I always roast a chicken on Sunday. Partly for three meals each for me and the cat, but also for the stock from the picked carcass which is usually enough to make six portions of soup. Every bit of the chicken that isn't eaten goes into a pan (break it down into smallest bits possible, even the main bit) with chopped carrots, onion, celery, garlic (I leave the skin on so the flavour doesn't dominate), some black peppercorns, a couple of chicken stock cubes, and two fresh bay leaves. Bring it to the boil and simmer for 1h 30m to 2h. Sieve the juice off and press down the solids with a wooden spoon to be sure you have all the juice out. I try to split it evenly into two jugs so I can make two different soups.

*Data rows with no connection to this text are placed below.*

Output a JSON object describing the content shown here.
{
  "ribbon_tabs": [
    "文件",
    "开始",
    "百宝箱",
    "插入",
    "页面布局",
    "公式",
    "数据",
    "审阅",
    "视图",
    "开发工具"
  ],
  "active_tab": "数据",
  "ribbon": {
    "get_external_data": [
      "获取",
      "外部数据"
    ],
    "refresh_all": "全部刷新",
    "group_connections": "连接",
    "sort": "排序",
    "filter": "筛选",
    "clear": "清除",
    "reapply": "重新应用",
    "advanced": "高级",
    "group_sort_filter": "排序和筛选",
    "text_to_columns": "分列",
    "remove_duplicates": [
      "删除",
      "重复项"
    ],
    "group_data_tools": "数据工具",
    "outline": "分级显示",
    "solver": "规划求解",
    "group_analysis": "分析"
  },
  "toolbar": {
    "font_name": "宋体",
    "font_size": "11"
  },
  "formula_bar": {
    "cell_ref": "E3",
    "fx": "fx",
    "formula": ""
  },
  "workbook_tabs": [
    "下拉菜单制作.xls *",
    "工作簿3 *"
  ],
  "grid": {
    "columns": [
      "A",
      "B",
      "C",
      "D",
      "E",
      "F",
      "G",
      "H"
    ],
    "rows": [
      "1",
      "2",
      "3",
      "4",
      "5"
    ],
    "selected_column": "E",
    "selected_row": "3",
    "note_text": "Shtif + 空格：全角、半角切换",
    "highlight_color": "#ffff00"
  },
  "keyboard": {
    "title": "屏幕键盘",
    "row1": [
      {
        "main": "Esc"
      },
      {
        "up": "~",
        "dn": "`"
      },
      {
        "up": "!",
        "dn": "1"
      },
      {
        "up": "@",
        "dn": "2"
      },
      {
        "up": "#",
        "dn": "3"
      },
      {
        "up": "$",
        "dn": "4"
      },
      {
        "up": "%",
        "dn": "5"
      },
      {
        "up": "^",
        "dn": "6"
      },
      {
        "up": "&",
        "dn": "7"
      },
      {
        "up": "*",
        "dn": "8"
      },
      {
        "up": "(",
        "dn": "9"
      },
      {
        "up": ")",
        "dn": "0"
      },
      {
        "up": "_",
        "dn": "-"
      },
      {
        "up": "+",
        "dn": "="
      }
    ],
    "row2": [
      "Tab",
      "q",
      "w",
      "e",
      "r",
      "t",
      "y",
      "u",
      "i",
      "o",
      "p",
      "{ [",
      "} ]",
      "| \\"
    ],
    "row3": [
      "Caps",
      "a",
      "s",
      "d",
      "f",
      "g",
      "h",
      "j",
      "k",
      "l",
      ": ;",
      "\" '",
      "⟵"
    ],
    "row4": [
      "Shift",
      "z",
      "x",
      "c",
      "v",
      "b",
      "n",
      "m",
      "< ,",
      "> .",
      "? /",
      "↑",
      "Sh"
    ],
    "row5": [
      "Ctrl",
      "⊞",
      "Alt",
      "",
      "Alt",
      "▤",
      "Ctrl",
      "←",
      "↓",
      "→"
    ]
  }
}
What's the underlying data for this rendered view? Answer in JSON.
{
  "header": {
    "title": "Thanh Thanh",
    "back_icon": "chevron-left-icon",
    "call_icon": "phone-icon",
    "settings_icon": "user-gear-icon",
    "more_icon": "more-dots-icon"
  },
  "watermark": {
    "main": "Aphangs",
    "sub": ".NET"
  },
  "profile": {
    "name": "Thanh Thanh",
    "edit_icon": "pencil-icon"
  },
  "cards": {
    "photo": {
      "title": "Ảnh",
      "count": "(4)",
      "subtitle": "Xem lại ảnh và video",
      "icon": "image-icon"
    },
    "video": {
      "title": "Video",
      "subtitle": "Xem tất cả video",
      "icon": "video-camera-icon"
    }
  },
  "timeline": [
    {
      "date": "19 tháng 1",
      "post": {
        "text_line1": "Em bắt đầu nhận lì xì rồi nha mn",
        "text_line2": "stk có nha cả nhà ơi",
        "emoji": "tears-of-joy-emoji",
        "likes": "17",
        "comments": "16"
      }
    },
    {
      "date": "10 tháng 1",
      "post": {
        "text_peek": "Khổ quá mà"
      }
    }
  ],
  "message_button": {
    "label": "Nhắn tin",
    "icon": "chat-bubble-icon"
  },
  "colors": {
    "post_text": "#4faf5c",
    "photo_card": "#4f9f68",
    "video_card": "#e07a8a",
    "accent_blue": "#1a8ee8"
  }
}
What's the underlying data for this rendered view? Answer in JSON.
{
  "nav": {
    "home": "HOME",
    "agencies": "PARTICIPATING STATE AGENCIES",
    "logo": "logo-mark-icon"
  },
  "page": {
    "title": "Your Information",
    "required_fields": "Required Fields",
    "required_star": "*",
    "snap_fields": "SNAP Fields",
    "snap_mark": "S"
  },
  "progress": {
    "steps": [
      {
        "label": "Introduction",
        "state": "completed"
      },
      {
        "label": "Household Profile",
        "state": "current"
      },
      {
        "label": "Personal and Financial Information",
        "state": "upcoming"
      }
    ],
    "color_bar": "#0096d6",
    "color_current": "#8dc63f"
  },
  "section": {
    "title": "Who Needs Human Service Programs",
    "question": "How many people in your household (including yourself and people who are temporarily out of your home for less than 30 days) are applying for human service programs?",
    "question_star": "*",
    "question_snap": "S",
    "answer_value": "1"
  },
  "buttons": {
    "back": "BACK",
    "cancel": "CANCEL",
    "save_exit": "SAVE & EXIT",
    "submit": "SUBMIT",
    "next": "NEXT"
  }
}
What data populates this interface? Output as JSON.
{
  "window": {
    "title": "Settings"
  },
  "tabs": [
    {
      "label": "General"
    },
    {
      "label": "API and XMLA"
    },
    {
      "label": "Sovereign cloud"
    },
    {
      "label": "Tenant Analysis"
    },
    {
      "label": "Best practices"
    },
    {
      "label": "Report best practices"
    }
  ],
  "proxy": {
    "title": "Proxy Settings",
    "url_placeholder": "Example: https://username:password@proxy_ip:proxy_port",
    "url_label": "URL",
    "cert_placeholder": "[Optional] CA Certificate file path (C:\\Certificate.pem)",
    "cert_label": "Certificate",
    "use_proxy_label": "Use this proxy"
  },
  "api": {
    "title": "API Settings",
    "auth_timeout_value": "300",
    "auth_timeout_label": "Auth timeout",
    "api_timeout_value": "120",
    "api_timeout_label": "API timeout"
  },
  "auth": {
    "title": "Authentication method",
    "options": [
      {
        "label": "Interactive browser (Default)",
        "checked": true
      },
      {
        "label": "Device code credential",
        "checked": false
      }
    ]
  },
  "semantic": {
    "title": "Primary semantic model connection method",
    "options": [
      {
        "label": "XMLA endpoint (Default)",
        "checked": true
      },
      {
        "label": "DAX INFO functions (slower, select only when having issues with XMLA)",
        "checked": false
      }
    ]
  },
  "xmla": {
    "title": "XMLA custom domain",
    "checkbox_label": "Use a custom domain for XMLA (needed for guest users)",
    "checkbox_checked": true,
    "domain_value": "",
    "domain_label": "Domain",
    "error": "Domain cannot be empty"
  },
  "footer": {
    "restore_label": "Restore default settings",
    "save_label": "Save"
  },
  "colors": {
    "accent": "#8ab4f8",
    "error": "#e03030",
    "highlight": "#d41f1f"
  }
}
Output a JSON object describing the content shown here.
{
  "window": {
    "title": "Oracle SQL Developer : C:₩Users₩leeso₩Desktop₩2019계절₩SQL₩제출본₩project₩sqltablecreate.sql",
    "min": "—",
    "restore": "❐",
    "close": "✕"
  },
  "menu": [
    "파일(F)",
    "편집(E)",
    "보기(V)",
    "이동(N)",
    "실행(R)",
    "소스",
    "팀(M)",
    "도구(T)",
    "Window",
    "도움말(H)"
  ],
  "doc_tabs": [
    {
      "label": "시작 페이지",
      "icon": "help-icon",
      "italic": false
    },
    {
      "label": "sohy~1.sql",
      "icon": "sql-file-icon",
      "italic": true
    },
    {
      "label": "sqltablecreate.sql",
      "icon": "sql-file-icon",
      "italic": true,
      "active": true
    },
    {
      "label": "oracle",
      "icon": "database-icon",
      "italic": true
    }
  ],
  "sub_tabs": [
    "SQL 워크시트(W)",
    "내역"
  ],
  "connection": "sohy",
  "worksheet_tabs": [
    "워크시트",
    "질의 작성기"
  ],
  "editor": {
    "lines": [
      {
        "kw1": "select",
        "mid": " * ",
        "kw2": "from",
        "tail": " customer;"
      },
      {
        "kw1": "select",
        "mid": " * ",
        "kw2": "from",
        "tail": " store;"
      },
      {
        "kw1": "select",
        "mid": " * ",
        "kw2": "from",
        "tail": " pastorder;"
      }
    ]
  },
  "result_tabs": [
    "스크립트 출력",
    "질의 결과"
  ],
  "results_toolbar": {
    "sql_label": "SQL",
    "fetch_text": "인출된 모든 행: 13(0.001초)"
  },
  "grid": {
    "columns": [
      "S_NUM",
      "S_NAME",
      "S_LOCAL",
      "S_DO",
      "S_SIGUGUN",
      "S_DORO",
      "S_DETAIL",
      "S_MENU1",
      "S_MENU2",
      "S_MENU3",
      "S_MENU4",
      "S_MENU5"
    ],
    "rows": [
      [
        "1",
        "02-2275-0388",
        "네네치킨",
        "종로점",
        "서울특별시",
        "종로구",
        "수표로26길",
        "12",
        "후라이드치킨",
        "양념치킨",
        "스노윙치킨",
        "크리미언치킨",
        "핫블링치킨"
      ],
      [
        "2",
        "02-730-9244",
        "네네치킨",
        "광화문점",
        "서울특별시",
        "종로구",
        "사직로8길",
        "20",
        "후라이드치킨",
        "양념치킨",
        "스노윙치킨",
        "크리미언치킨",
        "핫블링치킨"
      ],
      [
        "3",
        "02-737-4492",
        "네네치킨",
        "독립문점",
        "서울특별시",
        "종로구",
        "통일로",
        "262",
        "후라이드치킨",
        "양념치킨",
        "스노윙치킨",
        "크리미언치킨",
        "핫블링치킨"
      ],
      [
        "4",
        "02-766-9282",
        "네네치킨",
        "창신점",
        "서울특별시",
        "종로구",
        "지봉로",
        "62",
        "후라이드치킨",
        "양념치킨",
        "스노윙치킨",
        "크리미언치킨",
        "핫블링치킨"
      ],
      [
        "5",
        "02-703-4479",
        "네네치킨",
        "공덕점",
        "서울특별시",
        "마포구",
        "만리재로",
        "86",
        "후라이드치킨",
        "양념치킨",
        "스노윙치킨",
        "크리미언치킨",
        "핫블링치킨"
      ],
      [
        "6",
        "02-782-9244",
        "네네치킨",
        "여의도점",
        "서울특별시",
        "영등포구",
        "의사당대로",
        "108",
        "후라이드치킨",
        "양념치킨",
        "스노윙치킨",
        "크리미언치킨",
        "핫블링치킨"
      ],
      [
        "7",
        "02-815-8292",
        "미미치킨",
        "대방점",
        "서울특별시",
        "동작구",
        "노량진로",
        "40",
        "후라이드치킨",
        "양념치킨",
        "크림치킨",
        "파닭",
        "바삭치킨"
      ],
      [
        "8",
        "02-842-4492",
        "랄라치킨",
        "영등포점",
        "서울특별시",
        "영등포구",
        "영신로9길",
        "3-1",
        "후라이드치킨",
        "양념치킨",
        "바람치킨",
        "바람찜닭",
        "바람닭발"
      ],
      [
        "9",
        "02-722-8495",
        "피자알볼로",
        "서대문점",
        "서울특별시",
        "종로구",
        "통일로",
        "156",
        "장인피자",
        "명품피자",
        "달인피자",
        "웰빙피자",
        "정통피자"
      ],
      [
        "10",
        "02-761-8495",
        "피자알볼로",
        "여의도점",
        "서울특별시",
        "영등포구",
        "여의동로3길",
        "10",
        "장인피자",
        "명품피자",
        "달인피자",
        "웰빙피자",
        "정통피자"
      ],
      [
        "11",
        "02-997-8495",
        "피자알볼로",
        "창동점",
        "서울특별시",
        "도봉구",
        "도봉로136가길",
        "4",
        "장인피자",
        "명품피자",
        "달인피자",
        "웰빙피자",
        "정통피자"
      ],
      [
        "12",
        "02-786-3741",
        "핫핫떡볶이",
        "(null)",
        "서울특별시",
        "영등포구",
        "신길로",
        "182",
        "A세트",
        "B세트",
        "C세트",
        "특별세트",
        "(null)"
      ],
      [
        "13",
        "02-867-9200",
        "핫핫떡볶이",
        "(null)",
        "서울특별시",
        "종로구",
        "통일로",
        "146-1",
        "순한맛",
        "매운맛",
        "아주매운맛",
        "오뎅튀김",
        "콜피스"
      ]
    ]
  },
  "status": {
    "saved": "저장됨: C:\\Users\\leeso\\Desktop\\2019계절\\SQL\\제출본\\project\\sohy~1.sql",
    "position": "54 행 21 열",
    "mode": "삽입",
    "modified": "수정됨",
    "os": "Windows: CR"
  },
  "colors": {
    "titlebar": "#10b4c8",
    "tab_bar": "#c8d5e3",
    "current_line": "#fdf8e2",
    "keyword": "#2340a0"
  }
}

The stock itself will freeze for later soupmaking, or it is good for three days under clingfilm in the fridge. Because the broth is so good, very often it's not necessary to fry onions and garlic as part of the soupmaking process. The stock gives sous such a good depth of flavour.
The easiest ones are root veg and squashes. Peel and chop the veg - my faves at the moment are celeriac or (edit: not together) red kabocha squash (orange with whiteish vertical lines) but all squashes soup well as do parsnips, carrot and turnip, beetroot, etc. Cook the chopped stuff directly in the stock (be sure not to remove any fat that settled to the top, this is flavour central and we'll emulsify it in later). I like to add a teaspoon of Swiss Vegan Bouillon Powder and some black pepper. When you stick a fork in and they are soft, get your stick or trad liquidizer and blitz until most of the veg is smushed. Add a generous knob of butter and blitz on high for another minute (this helps the stock fat to be incorporated too). Taste, adjust seasoning if required, then divvy up into three tupperwares, cool and freeze. If you start to get bored of the same soups, you can add smoked paprika, ginger, any curry spices or chilli to give it a twist.
Leek and potato is the same but without blitzing. I use white pepper instead of black. And I stir in lots of fresh parsley after it has cooled before it is frozzed. You can also use pulses like yellow split peas or red lentils, all the flavourings above apply here. Ham and marrowfat dried peas is great with chicken stock. It's a bit faffy cos you have to soak them with bicarb overnight. Worth it, though. Some veg don't blend in very well (cauliflower - which I'm currently trying to perfect) so I add in some peeled potato to 'carry' the less blendable veg. Cut the potatoes really small so they cook as quickly as the cauli. Blitz a bit longer. If in doubt, use more butter
Another soup that uses potato unexpectedly is tomato. Instead of cream, I use potato to thicken. Get a bunch of basil and pick the leaves off the stems. Chop the stems but leave the, err, leaves. Add lots of chopped fresh toms (seeds, skin, and all - different varieties if possible), black pepper, basil stems, salt, and some peeled spuds to the chicken stock and simmer for forty or more mins after the spuds are cooked with lots of stirring and squishing to get the flavour out of the toms. If the toms were on the vine, chuck the vine and green attachy top bits in for flavour. Sieve the soup and press the solids again so we don't waste any and some potato gets through to thicken. If too thin, add some tom puree, add more potato back in from the sieve and reduce over heat. Decant into tupperware, let it cool, stir in the freshly chopped basil leaves at the last minute and freeze.
I did mushroom for the first time this week, I'm still perfecting it. It tasted great but the texture wouldn't be to everyone's taste. I boiled the stock and let some dried mixed mushrooms stand in it (covered) for twenty mins. Meantime I chopped lots of button and chestnut mushrooms quite small, had two or three tablespoons of water in a pan, added the mushromms, put a lid on and cooked slowly on medium low heat. The steam collapses the mushroom pieces and they release their juice. I also fried a few of each type in butter, then added some fresh thyme. I then added the steamed mushroids and the juice. I separated the rehydrated ones from the stock (press out juice!!!) and added the stock to the rest. Then I chopped the rehydrated ones and added them. Blitz quite hard (rehydrated ones can be tough), add lots of creme fraiche (I used light) and blitz again. Cool, add parsley at last minute and freeze.
I want to try a minestrone, nettles (!!!), and sweetcorn (which has to go with chicken). Bake your own wholemeal or granary bread buns (which also freeze) to make a tasty and nutritious lunch.